Бывают ли вещие сны?

И вообще, что стоит за всеми так широко сейчас распространившимися суждениями о (сюр)реальности невидимого «параллельного мира», загадочных явлениях и многом другом?

Безусловно – изрядная доля мистики. Говорят, что во все времена тяжёлое моральное состояние того или иного общества сопровождалось резким возрастанием массовых психозов: люди инстинктивно пытались отыскать хоть какое-то «нечто» и верить в него, вне зависимости от бурно и настойчиво навязываемых и следом рушащихся догм и идолов. Пожалуй, то общество, в котором мы сейчас живём, целиком соответствует такой модели.

Но и «стричь под общую гребёнку» мистицизма, и отвергать сходу всё для нас непонятное тоже нельзя. Я стараюсь быть по мере возможности объективным и потому считаю, что мне ведомо слишком мало, чтобы квалифицированно рассуждать о степени реальности и достоверности непонятных, кажущихся нам мистическими, явлений. А поэтому не могу слепо доверять многим суевериям, равно как не могу решительно их отвергать. Не берусь и дать заведомо отрицательный ответ на вопрос, заданный в начале главы: существуют ли вещие сны?

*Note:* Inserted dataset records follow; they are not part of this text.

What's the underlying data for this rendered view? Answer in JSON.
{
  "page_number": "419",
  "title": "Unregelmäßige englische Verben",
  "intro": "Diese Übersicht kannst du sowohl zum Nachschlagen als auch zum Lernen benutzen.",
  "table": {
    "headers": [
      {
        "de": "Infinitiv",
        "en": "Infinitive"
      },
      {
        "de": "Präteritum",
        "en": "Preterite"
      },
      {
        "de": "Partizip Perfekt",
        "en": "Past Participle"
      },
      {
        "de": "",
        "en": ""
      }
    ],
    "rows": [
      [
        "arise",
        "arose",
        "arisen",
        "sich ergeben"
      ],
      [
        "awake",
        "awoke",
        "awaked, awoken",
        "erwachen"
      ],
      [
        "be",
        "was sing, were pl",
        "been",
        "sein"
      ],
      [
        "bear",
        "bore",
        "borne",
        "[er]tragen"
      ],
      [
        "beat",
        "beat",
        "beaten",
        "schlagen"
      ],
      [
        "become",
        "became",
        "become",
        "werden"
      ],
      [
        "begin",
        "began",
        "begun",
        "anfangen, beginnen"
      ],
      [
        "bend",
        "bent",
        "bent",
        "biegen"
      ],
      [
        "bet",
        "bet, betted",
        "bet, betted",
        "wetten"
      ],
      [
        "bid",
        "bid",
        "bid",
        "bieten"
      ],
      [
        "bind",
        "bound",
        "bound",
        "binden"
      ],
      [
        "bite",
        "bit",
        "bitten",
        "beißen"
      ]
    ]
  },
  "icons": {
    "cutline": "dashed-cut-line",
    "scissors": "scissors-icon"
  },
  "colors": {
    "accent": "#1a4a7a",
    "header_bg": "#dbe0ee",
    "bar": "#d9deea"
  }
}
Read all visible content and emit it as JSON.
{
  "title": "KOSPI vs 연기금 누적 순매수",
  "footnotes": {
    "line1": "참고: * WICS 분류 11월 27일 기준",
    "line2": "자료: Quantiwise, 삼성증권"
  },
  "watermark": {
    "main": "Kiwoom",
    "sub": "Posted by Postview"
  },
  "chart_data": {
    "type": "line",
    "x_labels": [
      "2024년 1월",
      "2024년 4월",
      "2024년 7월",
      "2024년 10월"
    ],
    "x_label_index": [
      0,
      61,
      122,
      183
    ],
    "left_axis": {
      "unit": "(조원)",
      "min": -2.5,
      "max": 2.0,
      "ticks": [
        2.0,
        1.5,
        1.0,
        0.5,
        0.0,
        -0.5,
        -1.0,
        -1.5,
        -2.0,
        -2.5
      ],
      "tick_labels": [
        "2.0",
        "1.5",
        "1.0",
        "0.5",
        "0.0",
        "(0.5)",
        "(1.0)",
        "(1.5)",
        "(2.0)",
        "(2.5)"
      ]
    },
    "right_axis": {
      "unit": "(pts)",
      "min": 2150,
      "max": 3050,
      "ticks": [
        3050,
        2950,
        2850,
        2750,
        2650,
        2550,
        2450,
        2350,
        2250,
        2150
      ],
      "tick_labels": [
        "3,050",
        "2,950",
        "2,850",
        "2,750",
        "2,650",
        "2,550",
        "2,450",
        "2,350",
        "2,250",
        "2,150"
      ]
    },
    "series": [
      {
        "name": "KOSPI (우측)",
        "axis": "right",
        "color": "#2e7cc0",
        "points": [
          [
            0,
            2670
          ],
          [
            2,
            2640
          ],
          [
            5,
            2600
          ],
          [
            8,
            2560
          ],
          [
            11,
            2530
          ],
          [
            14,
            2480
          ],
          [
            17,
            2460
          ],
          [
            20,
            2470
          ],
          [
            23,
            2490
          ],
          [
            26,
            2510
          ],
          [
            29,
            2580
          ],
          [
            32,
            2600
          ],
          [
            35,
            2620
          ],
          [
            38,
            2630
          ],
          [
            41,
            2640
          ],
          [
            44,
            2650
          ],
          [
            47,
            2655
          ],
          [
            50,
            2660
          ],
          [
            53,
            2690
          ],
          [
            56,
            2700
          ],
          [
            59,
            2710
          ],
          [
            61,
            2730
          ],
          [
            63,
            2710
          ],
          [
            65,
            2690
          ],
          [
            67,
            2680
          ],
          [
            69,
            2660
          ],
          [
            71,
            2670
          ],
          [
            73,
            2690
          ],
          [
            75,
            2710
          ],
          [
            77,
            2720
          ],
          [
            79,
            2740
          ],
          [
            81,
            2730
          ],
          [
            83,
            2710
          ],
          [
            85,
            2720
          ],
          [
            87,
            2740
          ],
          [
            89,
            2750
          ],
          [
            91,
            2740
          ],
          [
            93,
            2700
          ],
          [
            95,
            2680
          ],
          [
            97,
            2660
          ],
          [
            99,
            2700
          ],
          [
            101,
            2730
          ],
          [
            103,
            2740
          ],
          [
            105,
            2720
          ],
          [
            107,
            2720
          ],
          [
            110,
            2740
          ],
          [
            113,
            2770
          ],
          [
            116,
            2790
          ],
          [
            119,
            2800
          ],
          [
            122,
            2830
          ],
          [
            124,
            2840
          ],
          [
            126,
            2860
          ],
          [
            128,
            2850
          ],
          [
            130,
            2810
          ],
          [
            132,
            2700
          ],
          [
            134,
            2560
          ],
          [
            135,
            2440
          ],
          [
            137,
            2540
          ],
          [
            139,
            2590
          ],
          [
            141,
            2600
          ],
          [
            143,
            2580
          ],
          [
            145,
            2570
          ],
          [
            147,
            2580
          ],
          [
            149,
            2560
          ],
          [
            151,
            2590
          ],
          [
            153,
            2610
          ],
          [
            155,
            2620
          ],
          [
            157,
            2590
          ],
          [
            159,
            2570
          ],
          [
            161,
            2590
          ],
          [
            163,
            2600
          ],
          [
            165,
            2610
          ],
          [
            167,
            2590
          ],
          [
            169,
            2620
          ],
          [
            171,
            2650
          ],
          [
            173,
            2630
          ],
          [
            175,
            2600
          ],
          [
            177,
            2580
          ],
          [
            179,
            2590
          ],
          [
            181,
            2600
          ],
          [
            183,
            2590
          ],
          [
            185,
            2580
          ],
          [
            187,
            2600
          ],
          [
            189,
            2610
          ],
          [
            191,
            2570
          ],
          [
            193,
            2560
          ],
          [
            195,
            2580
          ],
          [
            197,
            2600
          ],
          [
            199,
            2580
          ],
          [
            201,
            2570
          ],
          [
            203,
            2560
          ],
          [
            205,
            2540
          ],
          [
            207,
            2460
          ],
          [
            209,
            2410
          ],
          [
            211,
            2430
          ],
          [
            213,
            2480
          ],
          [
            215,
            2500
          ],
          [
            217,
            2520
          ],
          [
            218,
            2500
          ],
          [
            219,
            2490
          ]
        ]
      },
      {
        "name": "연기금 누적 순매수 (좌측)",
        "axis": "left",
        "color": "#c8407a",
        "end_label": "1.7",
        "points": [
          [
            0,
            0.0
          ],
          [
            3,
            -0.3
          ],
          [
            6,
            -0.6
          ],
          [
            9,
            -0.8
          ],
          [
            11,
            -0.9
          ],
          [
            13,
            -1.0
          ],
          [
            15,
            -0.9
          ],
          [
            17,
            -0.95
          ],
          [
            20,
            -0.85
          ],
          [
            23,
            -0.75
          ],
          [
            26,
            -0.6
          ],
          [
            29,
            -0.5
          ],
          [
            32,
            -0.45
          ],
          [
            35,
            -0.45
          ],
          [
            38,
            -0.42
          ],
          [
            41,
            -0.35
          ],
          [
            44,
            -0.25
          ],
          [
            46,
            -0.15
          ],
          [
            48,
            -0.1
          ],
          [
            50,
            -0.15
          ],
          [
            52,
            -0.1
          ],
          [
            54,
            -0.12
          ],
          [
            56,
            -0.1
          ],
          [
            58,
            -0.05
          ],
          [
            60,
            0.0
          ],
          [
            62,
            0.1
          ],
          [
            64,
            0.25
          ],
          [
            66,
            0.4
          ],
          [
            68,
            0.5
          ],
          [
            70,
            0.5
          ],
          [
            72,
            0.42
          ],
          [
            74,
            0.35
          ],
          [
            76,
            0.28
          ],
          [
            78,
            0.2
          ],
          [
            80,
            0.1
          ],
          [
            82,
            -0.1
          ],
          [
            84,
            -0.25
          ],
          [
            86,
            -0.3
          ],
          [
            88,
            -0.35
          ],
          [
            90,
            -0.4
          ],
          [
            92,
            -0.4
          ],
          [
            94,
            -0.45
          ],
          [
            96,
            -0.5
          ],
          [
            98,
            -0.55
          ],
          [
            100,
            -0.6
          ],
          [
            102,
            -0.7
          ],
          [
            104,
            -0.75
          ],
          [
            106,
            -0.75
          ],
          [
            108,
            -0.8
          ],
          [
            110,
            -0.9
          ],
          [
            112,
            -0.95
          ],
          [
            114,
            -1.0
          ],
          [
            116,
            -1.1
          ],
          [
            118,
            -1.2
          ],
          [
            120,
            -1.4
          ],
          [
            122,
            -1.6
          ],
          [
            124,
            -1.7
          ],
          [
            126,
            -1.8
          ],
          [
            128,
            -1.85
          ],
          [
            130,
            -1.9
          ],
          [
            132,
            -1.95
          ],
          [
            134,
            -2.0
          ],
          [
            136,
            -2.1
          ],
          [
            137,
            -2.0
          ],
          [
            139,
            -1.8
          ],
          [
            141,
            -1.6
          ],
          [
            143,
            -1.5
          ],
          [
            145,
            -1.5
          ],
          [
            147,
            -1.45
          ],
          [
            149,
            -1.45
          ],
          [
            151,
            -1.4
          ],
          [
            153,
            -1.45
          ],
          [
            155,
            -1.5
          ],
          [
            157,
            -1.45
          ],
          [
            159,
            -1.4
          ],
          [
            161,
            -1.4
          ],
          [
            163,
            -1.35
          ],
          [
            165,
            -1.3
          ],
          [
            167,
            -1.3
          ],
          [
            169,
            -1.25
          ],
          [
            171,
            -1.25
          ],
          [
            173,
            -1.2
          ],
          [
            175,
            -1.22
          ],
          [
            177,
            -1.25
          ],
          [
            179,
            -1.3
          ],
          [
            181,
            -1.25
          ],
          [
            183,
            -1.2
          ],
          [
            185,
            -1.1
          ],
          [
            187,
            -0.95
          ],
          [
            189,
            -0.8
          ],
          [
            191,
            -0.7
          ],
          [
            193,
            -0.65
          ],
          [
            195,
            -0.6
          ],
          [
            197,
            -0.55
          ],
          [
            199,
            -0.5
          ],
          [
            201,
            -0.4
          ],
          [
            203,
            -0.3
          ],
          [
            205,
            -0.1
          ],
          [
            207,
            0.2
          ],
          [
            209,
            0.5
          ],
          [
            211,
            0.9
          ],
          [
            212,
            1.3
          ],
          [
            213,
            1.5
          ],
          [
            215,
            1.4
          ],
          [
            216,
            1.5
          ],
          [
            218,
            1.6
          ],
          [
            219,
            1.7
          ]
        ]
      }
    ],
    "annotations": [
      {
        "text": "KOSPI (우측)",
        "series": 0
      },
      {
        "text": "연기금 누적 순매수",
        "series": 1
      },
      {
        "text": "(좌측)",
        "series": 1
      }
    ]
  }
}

Знаю лишь, что иногда, совсем нечасто, ко мне, спящему, являются мои товарищи, которых уже нет на этом свете. Я явственно осязаю их бытие, их близость. Мы разговариваем, рассуждаем – порой это воспринимается настолько реально, что я даже во сне ловлю себя на мысли: ведь он же ушёл, я сам нёс его в последнюю дорогу, или кидал горсти земли в его усыпальню! А сейчас он вот – рядом, совершенно здраво говорит, даже с обычным юморком. Терзают сомнения, с языка чуть не срывается стыдный вопрос: «Слушай, так ты же ведь…?»

После этих снов у меня подолгу не проходит ощущение, что я смотрю на окружающий мир их глазами. В такие дни часто приходят очень важные мысли, выводы – к которым до того мне не доводилось прийти годами. И подобные откровения «по пьяному разговору» мне приходилось слышать не от одного пилота…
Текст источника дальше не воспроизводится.